O calendário de vacinação brasileiro recomenda duas doses para crianças (aos 12 e 15 meses). Pessoas de até 29 anos sem comprovação de vacinação devem receber duas doses, com intervalo mínimo de 30 dias. Para adultos de 30 a 59 anos, uma dose é recomendada. Profissionais de saúde e viajantes para áreas de risco podem ter esquemas específicos.
O que significa a "dose zero" da vacina contra o sarampo?

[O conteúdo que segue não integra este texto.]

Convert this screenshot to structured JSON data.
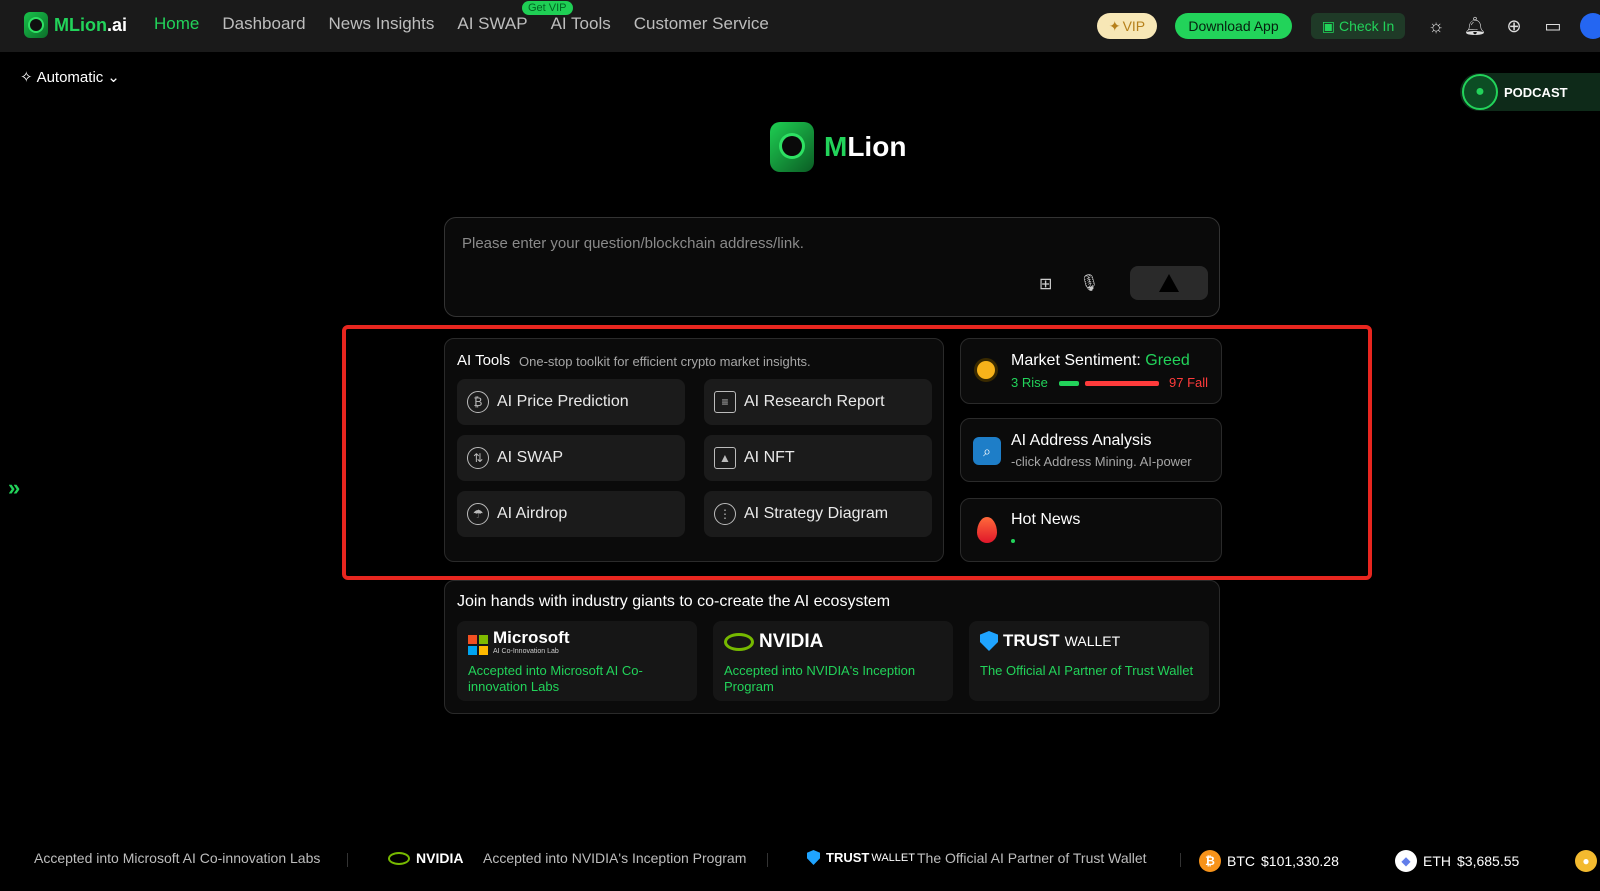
{
  "nav": {
    "logo_main": "MLion",
    "logo_suffix": ".ai",
    "links": [
      "Home",
      "Dashboard",
      "News Insights",
      "AI SWAP",
      "AI Tools",
      "Customer Service"
    ],
    "getvip_badge": "Get VIP",
    "vip_label": "VIP",
    "download_label": "Download App",
    "checkin_label": "Check In"
  },
  "mode": {
    "label": "Automatic"
  },
  "podcast": {
    "label": "PODCAST"
  },
  "brand": {
    "name_main": "M",
    "name_rest": "Lion"
  },
  "search": {
    "placeholder": "Please enter your question/blockchain address/link."
  },
  "tools": {
    "title": "AI Tools",
    "subtitle": "One-stop toolkit for efficient crypto market insights.",
    "items": [
      {
        "label": "AI Price Prediction",
        "icon": "bitcoin-icon"
      },
      {
        "label": "AI Research Report",
        "icon": "document-icon"
      },
      {
        "label": "AI SWAP",
        "icon": "swap-icon"
      },
      {
        "label": "AI NFT",
        "icon": "image-icon"
      },
      {
        "label": "AI Airdrop",
        "icon": "parachute-icon"
      },
      {
        "label": "AI Strategy Diagram",
        "icon": "strategy-icon"
      }
    ]
  },
  "sentiment": {
    "label": "Market Sentiment: ",
    "value": "Greed",
    "rise": "3 Rise",
    "fall": "97 Fall",
    "rise_fraction": 0.2
  },
  "address_analysis": {
    "title": "AI Address Analysis",
    "subtitle": "-click Address Mining. AI-power"
  },
  "hot_news": {
    "title": "Hot News"
  },
  "partners": {
    "title": "Join hands with industry giants to co-create the AI ecosystem",
    "items": [
      {
        "name": "Microsoft",
        "sub": "AI Co-Innovation Lab",
        "desc": "Accepted into Microsoft AI Co-innovation Labs"
      },
      {
        "name": "NVIDIA",
        "desc": "Accepted into NVIDIA's Inception Program"
      },
      {
        "name": "TRUST",
        "name_suffix": "WALLET",
        "desc": "The Official AI Partner of Trust Wallet"
      }
    ]
  },
  "ticker": {
    "items": [
      "Accepted into Microsoft AI Co-innovation Labs",
      "NVIDIA",
      "Accepted into NVIDIA's Inception Program",
      "TRUST",
      "WALLET",
      "The Official AI Partner of Trust Wallet"
    ],
    "btc": {
      "symbol": "BTC",
      "price": "$101,330.28"
    },
    "eth": {
      "symbol": "ETH",
      "price": "$3,685.55"
    }
  },
  "colors": {
    "accent": "#22d35a",
    "fall": "#ff3b3b",
    "highlight": "#e8261f"
  }
}
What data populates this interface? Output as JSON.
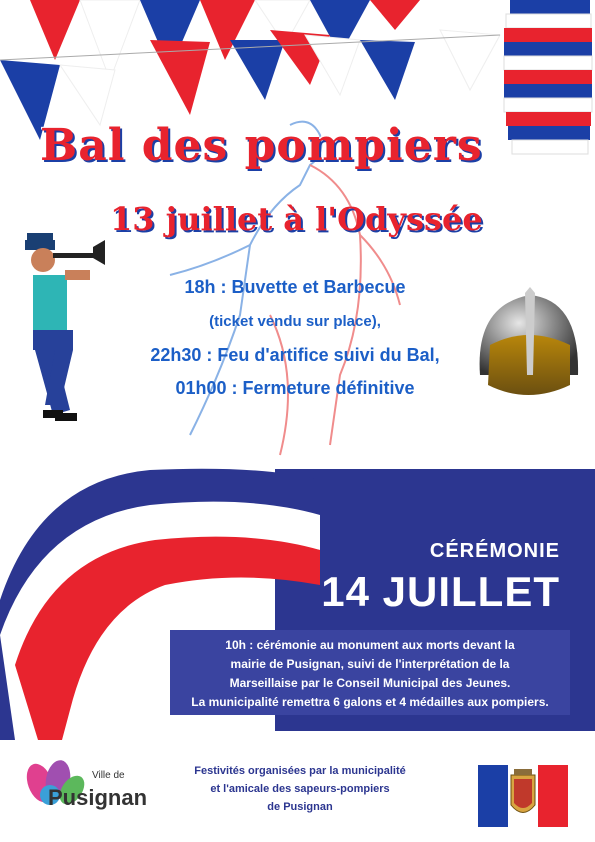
{
  "title": "Bal des pompiers",
  "subtitle": "13 juillet à l'Odyssée",
  "program": [
    "18h : Buvette et Barbecue",
    "(ticket vendu sur place),",
    "22h30 : Feu d'artifice suivi du Bal,",
    "01h00 : Fermeture définitive"
  ],
  "ceremony": {
    "label": "CÉRÉMONIE",
    "date": "14 JUILLET",
    "description": [
      "10h : cérémonie au monument aux morts devant la",
      "mairie de Pusignan, suivi de l'interprétation de la",
      "Marseillaise par le Conseil Municipal des Jeunes.",
      "La municipalité remettra 6 galons et 4 médailles aux pompiers."
    ]
  },
  "logo": {
    "prefix": "Ville de",
    "name": "Pusignan"
  },
  "footer": [
    "Festivités organisées par la municipalité",
    "et l'amicale des sapeurs-pompiers",
    "de Pusignan"
  ],
  "colors": {
    "blue": "#1b3fa6",
    "red": "#e8232e",
    "navy_band": "#2c3690",
    "program_text": "#1c5fc7"
  }
}
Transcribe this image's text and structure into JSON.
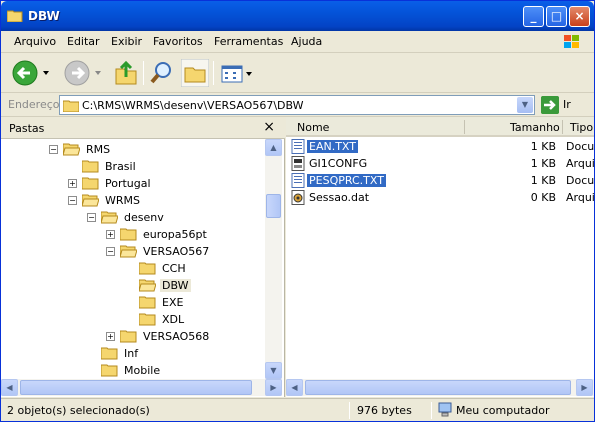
{
  "window": {
    "title": "DBW"
  },
  "menu": [
    "Arquivo",
    "Editar",
    "Exibir",
    "Favoritos",
    "Ferramentas",
    "Ajuda"
  ],
  "address": {
    "label": "Endereço",
    "path": "C:\\RMS\\WRMS\\desenv\\VERSAO567\\DBW",
    "go_label": "Ir"
  },
  "folders_pane": {
    "title": "Pastas",
    "close": "×"
  },
  "tree": [
    {
      "label": "RMS",
      "expander": "−"
    },
    {
      "label": "Brasil"
    },
    {
      "label": "Portugal",
      "expander": "+"
    },
    {
      "label": "WRMS",
      "expander": "−"
    },
    {
      "label": "desenv",
      "expander": "−"
    },
    {
      "label": "europa56pt",
      "expander": "+"
    },
    {
      "label": "VERSAO567",
      "expander": "−"
    },
    {
      "label": "CCH"
    },
    {
      "label": "DBW"
    },
    {
      "label": "EXE"
    },
    {
      "label": "XDL"
    },
    {
      "label": "VERSAO568",
      "expander": "+"
    },
    {
      "label": "Inf"
    },
    {
      "label": "Mobile"
    }
  ],
  "columns": {
    "name": "Nome",
    "size": "Tamanho",
    "type": "Tipo"
  },
  "files": [
    {
      "name": "EAN.TXT",
      "size": "1 KB",
      "type": "Docu",
      "icon": "text-file-icon",
      "selected": true
    },
    {
      "name": "GI1CONFG",
      "size": "1 KB",
      "type": "Arqui",
      "icon": "config-file-icon",
      "selected": false
    },
    {
      "name": "PESQPRC.TXT",
      "size": "1 KB",
      "type": "Docu",
      "icon": "text-file-icon",
      "selected": true
    },
    {
      "name": "Sessao.dat",
      "size": "0 KB",
      "type": "Arqui",
      "icon": "dat-file-icon",
      "selected": false
    }
  ],
  "status": {
    "selection": "2 objeto(s) selecionado(s)",
    "size": "976 bytes",
    "location": "Meu computador"
  }
}
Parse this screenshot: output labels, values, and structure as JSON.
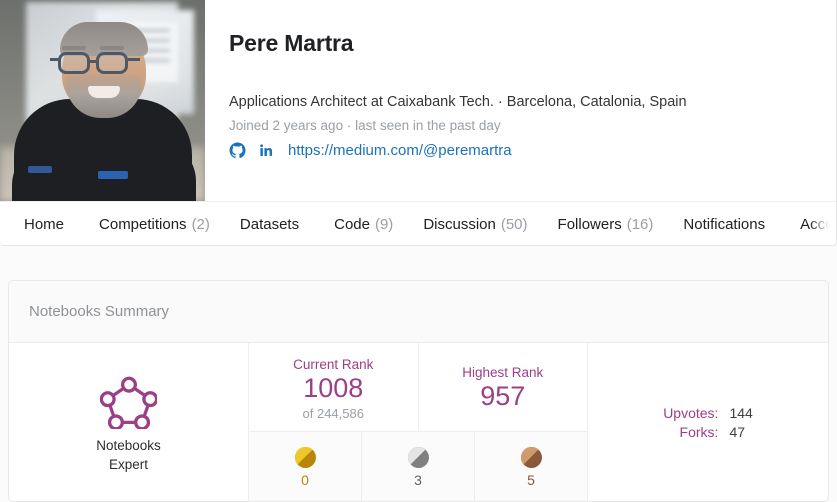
{
  "profile": {
    "name": "Pere Martra",
    "headline": "Applications Architect at Caixabank Tech. · Barcelona, Catalonia, Spain",
    "joined": "Joined 2 years ago · last seen in the past day",
    "url": "https://medium.com/@peremartra",
    "link_color": "#1a73b7",
    "social": [
      {
        "name": "github-icon",
        "label": "GitHub"
      },
      {
        "name": "linkedin-icon",
        "label": "LinkedIn"
      }
    ],
    "avatar_alt": "Profile photo of Pere Martra"
  },
  "nav": {
    "items": [
      {
        "label": "Home",
        "count": ""
      },
      {
        "label": "Competitions",
        "count": "(2)"
      },
      {
        "label": "Datasets",
        "count": ""
      },
      {
        "label": "Code",
        "count": "(9)"
      },
      {
        "label": "Discussion",
        "count": "(50)"
      },
      {
        "label": "Followers",
        "count": "(16)"
      },
      {
        "label": "Notifications",
        "count": ""
      },
      {
        "label": "Accoun",
        "count": ""
      }
    ]
  },
  "summary": {
    "title": "Notebooks Summary",
    "tier": {
      "badge_color": "#9c3f86",
      "line1": "Notebooks",
      "line2": "Expert"
    },
    "ranks": [
      {
        "caption": "Current Rank",
        "value": "1008",
        "sub": "of 244,586"
      },
      {
        "caption": "Highest Rank",
        "value": "957",
        "sub": ""
      }
    ],
    "medals": [
      {
        "type": "gold",
        "count": "0"
      },
      {
        "type": "silver",
        "count": "3"
      },
      {
        "type": "bronze",
        "count": "5"
      }
    ],
    "stats": [
      {
        "label": "Upvotes:",
        "value": "144"
      },
      {
        "label": "Forks:",
        "value": "47"
      }
    ],
    "accent_color": "#9c3f86"
  }
}
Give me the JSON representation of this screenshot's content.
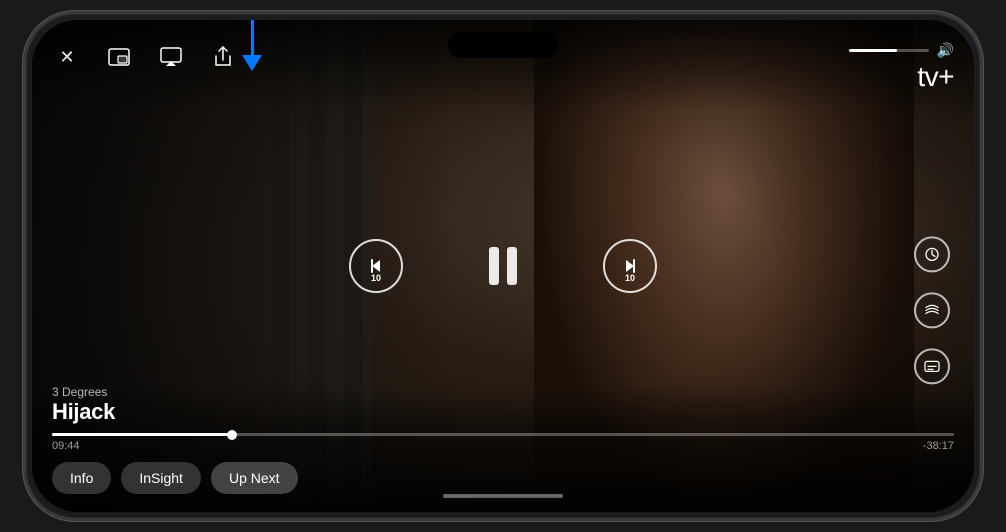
{
  "phone": {
    "screen": {
      "video": {
        "show_season": "3 Degrees",
        "show_title": "Hijack",
        "time_elapsed": "09:44",
        "time_remaining": "-38:17",
        "progress_percent": 20,
        "volume_percent": 60
      },
      "top_controls": {
        "close_label": "✕",
        "pip_label": "⊡",
        "airplay_label": "⬛",
        "share_label": "⬆"
      },
      "appletv": {
        "logo_text": "tv+",
        "apple_symbol": ""
      },
      "playback": {
        "skip_back_seconds": "10",
        "skip_forward_seconds": "10"
      },
      "side_controls": {
        "speed_icon": "⚡",
        "audio_icon": "〰",
        "subtitles_icon": "💬"
      },
      "bottom_tabs": [
        {
          "id": "info",
          "label": "Info"
        },
        {
          "id": "insight",
          "label": "InSight"
        },
        {
          "id": "upnext",
          "label": "Up Next"
        }
      ],
      "arrow_indicator": {
        "color": "#007AFF",
        "pointing_to": "airplay-button"
      }
    }
  }
}
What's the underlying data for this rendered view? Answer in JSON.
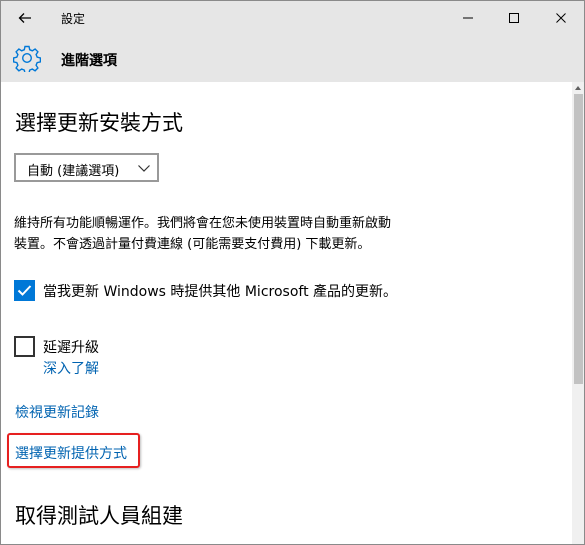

A "dose zero" é uma dose extra da vacina tríplice viral administrada em crianças de 6 a 11 meses de idade em situações de surto ou alto risco de contaminação por sarampo. Ela oferece uma proteção temporária e não substitui as doses de rotina previstas no calendário aos 12 e 15 meses, que ainda devem ser aplicadas para garantir a imunidade completa.
O Brasil está livre do sarampo?
Sim, o Brasil mantém o status de país livre da circulação endêmica do sarampo, o que significa que o vírus não está se espalhando continuamente dentro do território. No entanto, ainda ocorrem casos importados ou relacionados à importação, que podem gerar pequenas cadeias de transmissão. Por isso, a vigilância e a alta cobertura vacinal são essenciais para evitar que o vírus volte a se estabelecer de forma endêmica.
Para mais informações sobre a vacinação e para verificar seu calendário, procure a unidade de saúde mais próxima ou acesse os canais oficiais do Ministério da Saúde. Sua imunização protege você e a comunidade.